Avec les hackers blancs, on est passé de la cybercriminalité à la cybersécurité
Qu’appelle-t-on les « hackers blancs » ?
Il n’existe aucune définition légale du terme de “hacker”, et du hacker blanc encore moins ! Mais dès la première loi destinée à lutter contre la fraude informatique, promulguée en 1988, il a été question de ces spécialistes, qui s’introduisent sans autorisation dans les systèmes d’information et utilisent leurs connaissances de très bon niveau pour aider les entreprises. Contrairement aux intentions des hackers dits noirs, qui sont des pirates, le but des hackers blancs est d’apporter des solutions à certains problèmes : fuite de données, faille de sécurité…
Le hacker blanc pourrait être qualifié de « lanceur d’alerte ».
Ce sont des personnes qui aiment le challenge, souvent des étudiants. Ils effectuent des tests d’intrusion selon des méthodes qu’ils ont mises au point, pour informer le maître des lieux de la défaillance, sans avoir recueilli son accord préalable. Or, depuis trente ans, la tentative d’accès frauduleux dans un système de traitement automatisé de données (STAD) constitue elle aussi un délit punissable par le code pénal au même titre que le délit lui-même, bien que le mobile ne soit pas crapuleux. Par le passé, les hackers blancs ont aussi développé ces pratiques pour se faire connaître afin de se faire embaucher, que ce soit dans le secteur privé ou par les services étatiques. Ces profils étaient et sont toujours très recherchés.

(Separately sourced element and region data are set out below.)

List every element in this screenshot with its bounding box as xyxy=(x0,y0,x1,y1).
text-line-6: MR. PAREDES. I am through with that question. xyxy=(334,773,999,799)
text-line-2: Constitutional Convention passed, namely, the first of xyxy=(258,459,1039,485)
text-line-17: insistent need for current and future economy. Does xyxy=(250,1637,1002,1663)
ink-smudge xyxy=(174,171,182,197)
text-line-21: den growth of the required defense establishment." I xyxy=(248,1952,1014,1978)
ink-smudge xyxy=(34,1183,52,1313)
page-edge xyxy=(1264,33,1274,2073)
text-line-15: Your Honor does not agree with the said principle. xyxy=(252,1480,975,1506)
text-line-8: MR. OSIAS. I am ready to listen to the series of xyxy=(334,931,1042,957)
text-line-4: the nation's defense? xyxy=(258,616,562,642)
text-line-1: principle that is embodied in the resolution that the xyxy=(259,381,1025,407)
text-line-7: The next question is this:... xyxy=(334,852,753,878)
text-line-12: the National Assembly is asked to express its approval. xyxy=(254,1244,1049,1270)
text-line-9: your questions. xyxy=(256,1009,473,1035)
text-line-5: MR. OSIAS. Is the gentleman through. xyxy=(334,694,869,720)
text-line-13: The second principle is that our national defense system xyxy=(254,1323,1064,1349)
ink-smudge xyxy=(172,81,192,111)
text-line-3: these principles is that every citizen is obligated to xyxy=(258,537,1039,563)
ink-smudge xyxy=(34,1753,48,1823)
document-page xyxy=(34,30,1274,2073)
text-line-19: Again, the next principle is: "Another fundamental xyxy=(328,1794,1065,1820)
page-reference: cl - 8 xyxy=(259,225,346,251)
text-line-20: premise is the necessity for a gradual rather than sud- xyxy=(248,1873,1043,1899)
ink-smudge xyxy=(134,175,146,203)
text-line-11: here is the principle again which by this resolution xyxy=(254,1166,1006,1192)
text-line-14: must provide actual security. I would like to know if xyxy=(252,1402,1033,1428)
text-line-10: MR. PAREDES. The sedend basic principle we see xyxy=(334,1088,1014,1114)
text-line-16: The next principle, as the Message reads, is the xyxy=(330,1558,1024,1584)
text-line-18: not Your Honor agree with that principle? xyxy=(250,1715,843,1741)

La loi Lemaire de 2016 protège-t-elle ces chevaliers blancs ?
Aujourd’hui, le monde est totalement connecté au réseau numérique, et les attaques visent régulièrement les organismes aussi bien que les particuliers. Mais il y a très peu d’élucidations par la justice. La partie de gendarmes et de voleurs est inégale ! Alors que les gendarmes sont cantonnés au territoire national, les voleurs ont la possibilité de sévir un peu partout dans le monde avant d’atteindre leur cible. Il est devenu extrêmement compliqué de poursuivre et d’élucider ces dérives car les attaques rebondissent d’un pays à l’autre : un serveur est infecté depuis un premier pays, puis un proxy (un serveur qui sert d’intermédiaire entre les machines d’un réseau et un autre réseau) à partir d’un deuxième, avec une attaque dans un troisième, voire dans un quatrième pays. C’est pourquoi la coopération policière et judiciaire des États est devenue indispensable, mais ce sont des procédures longues et coûteuses à mettre en place. La répression étant très difficile à mettre en œuvre et souvent insatisfaisante, l’accent est mis désormais sur la prévention. On est passé de la cybercriminalité à la cybersécurité. Dans ce contexte, la loi Lemaire représente un tournant, car elle autorise l’ANSSI à recueillir des informations provenant de hackers blancs, tout en préservant leur anonymat pour qu’ils ne soient pas poursuivis.
Existe-t-il une procédure particulière pour assurer cette protection ?
Concrètement, c’est le hacker qui peut contacter l’ANSSI afin qu’elle informe l’entreprise de la faille qu’il a trouvée, mais sans le nommer. En effet, si le hacker blanc prévenait l’entreprise directement, celle-ci pourrait le poursuivre en justice (lire p. 19). L’agence ne communique pas sur le sujet, mais il y a probablement plusieurs milliers de cas chaque année. Par ailleurs, puisqu’il agit dans l’intérêt général, de manière désintéressée et de bonne foi, le hacker blanc pourrait aussi être qualifié de “lanceur d’alerte” au sens de la loi Sapin 2 de 2016 et échapper ainsi aux poursuites.